I woke up to a topless girl handing me a blunt. Candidate for greatest wake-up ever?
She's gonna be fat in the future. On a side note I had a "It's not you, it's me." conversation with a bottle of jack last night.
Yes, she did suck your dick in the bathroom to wake you up.
Just paid a $5 cover at a bar I stumbled by so I could puke in a toilet and not in public.
He pulled a bucket of fried chicken out of his backpack as a peace offering. Under the chicken was a rainbow bag of weed. We're dating again.
A man in a black on black escalade pulled up next to me, and told me he was sent to pick me up by you.
His name is Tyreece. He will take you to the weed emporium, population me.
She only fucks to metal. I don't know whether to marry her or run for the hills.
We are gonna sacrifice to and pray to every god in this world that he doesn't find out about her sleeping with his old roommate.
I'm gonna play this game called Conquer the Dicks. I think it is self explanatory.
I don't intentionally mean to ruin relationships for personal gain but. Yeah nah I totally do.
How do you say, "I love you, but i prefer sex with someone else." in a good way? Ponder that over a jack and coke and get back to me.

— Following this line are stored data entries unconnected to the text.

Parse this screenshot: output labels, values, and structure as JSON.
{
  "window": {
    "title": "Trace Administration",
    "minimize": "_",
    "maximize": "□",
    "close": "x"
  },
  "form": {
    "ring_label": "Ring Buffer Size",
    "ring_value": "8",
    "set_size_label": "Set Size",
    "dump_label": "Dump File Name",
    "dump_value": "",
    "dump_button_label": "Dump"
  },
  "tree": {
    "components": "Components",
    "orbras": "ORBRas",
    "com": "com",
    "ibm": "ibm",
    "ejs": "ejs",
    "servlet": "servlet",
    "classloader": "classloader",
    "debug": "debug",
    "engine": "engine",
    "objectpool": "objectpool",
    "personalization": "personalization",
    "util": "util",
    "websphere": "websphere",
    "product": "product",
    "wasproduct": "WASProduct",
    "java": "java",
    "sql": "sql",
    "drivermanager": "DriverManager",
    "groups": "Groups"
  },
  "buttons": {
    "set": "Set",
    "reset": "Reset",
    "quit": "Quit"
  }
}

I think sunday funday got a little out of control. There is cheese slices and BBQ sauce all over the roof and 4 empty bottles of vodka in my room.
In other news I was masturbating last night and came really fucking hard to the thought of yelling at a customer....
My parents heard a lamp fall and crash and the dogs were barking like crazy so my mom got up to check. she found you peeing in a corner by the tv. And you kept shhhing her.